Re: A nit and an addition for the current draft

Benjamin C. W. Sittler (bsittler@prism.nmt.edu)
Mon, 18 Sep 1995 16:46:22 -0600 (MDT)


On Mon, 18 Sep 1995, Bert Bos wrote:

> Bill Perry writes:
> |Bert Bos writes:
> |> Steve Grimm writes:
> |>
> |> |The nit: The text-background attribute has an ambiguous value type.
> |> |
> |> |<style>
> |> | body: text-background="bluegreen"
> |> |</style>
> |> |
> |> |There's no way for a parser to know if "bluegreen" is a relative URL or a
> |> |color name. Perhaps there should be two attributes for background, with a
> |> |defined order of precedence between them.
> |>
> |> The intention is that color names are entered as keywords without
> |> quotes. The reasoning behind this is, that, presumably, the number of
> |> color names is small, so they can be entered in the parser's hash table.
> |
> | That seems a particularly poor way to differentiate between the two. If
> |a user wants 'readability' they might very well choose to write everything
> |like:
> |
> |body: text-background="red" text-foreground="white" font-style="demi-bold"
> |
> | Ideally, this should `just work right' from the users perspective.
>
> Why would quotes be `just right'?
>
> The first will be a (relative) URL's and so that at least works, but
> only if the style designer has provided a definition for "red" on his
> server.
>
> The other two won't work, because a string is not a valid data type
> for these properties. Are you suggesting that strings should be
> acceptable anywhere a keyword is expected? This may cause confusion
> for the places where the string is to be interpreted as a URL.
>
> Or do you want separate properties for URL's, such as
> `text-background' vs `text-background-url'? The problem is that this
> may not be very intuitive either. For example:
>
> LI: text-background-url = "snowflake"
> (LI) P: text-background = red
>
> OL: text-background = red
> (OL) P: text-background-url = "snowflake"
>
> A P inside an LI inherits a background pattern, but it is overridden
> with a background color. A P inside an OL inherits a background color,
> but it is overridden with a background pattern.
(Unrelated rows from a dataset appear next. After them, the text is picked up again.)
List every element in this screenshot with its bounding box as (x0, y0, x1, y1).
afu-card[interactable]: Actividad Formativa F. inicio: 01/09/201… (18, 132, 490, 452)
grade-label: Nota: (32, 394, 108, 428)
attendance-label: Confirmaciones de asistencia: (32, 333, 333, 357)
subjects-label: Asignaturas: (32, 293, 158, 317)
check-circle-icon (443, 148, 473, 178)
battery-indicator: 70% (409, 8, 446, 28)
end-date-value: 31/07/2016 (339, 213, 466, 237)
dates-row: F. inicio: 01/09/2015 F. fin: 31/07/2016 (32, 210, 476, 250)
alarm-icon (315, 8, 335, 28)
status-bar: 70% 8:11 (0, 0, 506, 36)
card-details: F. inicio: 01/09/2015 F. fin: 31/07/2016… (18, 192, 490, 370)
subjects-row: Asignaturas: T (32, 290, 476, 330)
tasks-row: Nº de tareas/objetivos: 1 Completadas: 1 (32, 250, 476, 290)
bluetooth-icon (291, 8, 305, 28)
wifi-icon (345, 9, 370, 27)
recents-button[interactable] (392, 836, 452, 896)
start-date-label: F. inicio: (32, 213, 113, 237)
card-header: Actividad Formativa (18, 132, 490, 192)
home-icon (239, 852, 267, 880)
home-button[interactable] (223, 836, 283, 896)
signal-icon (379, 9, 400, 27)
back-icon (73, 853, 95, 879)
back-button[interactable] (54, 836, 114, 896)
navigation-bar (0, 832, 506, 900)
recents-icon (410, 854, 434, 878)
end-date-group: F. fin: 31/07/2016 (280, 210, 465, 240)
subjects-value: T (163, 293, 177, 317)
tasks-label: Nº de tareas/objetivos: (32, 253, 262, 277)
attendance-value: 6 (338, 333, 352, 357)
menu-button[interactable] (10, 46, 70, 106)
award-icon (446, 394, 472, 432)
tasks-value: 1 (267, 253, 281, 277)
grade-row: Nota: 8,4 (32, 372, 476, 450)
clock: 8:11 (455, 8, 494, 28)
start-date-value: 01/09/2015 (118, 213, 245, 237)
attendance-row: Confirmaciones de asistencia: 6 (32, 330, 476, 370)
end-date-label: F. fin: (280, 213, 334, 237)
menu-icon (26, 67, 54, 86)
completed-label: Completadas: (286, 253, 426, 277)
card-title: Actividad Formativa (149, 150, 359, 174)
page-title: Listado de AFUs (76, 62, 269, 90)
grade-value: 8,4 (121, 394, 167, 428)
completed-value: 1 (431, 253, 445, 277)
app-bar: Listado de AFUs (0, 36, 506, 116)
I think that background colors and images should not exclude eachother...
instead, background images with "transparent" regions should show the
background color in those regions, so that the above CSS could lead to
white snowflakes on red as the background. This would seem to resolve the
problem.

Benjamin C. W. Sittler
"I have great confidence in fools -- self confidence my friends call it."